The purpose of this study was to verify the kinetic response of the human marrow myeloid progenitor cells to the short term use of
GM-CSF and its impact on the therapeutic activity of this three-
drug cisplatinum containing regimen in
non small cell lung cancer (NSCLC). Sixty patients with stage III-B and IV NSCLC were randomised to receive
GM-CSF for 3 days, five days prior to the onset of
chemotherapy. The
chemotherapy regimen consisted of
Mitomycin-C: 6 mg/m2 on day one,
Ifosfamide: 2000 mg/m2 days 1 to 3,
Mesna: 2000 mg/m2 days 1 to 3, Cisplatinum: 30 mg/m2 days 1 to 3, and was repeated every 4 weeks. All the patients received 30-50 Gy of
radiotherapy to the primary and/or metastatic sites.
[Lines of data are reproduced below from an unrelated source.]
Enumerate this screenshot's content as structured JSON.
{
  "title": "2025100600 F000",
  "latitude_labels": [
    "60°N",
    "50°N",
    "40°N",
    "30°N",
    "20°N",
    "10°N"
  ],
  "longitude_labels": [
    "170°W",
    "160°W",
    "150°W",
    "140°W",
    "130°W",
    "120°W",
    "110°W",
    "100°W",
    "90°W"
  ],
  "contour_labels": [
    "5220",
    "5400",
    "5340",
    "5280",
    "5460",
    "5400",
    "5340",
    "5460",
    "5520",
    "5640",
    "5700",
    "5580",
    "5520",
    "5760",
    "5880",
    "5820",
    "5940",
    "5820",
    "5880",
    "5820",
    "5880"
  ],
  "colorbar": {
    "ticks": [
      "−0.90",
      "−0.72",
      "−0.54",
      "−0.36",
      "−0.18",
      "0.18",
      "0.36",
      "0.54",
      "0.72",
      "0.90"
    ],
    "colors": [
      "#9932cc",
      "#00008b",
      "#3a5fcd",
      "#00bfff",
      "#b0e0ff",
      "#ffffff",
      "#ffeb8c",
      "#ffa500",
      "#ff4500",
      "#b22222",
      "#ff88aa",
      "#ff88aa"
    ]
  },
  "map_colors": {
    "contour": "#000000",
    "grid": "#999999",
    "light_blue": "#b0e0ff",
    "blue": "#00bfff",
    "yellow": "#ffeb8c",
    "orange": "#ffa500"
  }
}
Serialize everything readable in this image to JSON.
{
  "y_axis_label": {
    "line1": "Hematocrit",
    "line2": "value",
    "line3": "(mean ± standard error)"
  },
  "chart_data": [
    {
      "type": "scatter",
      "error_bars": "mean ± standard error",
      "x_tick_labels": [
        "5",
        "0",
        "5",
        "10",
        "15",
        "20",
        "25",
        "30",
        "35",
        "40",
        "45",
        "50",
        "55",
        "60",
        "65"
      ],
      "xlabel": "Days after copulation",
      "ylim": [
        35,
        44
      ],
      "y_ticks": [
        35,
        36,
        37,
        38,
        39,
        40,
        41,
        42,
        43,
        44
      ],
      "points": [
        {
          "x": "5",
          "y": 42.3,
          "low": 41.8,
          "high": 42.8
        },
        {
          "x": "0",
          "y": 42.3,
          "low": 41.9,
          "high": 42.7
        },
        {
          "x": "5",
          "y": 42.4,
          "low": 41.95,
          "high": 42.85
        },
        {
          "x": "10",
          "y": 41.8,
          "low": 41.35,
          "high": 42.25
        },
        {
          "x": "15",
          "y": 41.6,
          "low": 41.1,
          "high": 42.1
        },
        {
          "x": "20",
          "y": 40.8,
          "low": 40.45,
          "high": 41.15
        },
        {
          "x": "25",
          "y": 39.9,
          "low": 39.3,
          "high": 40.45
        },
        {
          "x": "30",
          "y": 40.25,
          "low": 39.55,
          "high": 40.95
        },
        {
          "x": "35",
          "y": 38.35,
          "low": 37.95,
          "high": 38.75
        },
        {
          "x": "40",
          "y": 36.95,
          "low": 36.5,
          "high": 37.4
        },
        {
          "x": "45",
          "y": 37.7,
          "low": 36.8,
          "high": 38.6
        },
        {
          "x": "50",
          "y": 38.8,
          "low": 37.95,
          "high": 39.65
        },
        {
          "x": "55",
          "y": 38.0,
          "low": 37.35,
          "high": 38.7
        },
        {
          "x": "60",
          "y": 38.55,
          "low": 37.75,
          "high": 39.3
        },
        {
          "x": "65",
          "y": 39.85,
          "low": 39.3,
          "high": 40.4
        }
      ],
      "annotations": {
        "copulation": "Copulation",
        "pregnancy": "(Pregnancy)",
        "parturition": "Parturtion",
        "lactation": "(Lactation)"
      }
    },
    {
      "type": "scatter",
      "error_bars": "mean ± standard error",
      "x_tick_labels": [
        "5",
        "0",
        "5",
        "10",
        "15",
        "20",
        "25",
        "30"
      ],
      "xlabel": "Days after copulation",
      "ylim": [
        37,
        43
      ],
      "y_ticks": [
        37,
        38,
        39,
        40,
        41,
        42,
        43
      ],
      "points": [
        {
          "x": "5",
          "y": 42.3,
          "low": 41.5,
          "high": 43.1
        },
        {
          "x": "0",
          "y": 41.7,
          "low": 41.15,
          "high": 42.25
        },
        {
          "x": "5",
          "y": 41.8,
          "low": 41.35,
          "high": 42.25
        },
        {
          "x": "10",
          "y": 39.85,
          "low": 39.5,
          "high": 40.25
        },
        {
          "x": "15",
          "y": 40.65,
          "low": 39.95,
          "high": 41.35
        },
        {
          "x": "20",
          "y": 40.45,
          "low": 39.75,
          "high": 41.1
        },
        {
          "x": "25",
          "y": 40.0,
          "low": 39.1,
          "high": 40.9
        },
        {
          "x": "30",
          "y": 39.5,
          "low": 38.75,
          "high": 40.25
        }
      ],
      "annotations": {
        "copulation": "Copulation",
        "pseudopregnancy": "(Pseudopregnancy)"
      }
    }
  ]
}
There were positive correlations between stage of the disease, chemosensitivity of the
tumor, number of
chemotherapy cycles and overall survival (p=0.000). Administration of
GM-CSF was an independent prognostic parameter in locally advanced and metastatic disease (p=0.041). In the
GM-CSF receiving arm more courses could be given (117 versus 99, p=0.0415), and less courses were postponed (6 versus 22). In this arm, the mean of granulocyte nadir was higher (p=0.033) and mean time to granulocyte recovery became shorter (p=0.001) as the number of
chemotherapy cycles increased. It was concluded that, dose intensification with
GM-CSF prophylaxis is benefical in increasing the treatment tolerability by decreasing the intensity of
granulocytopenia as well as providing rapid recovery.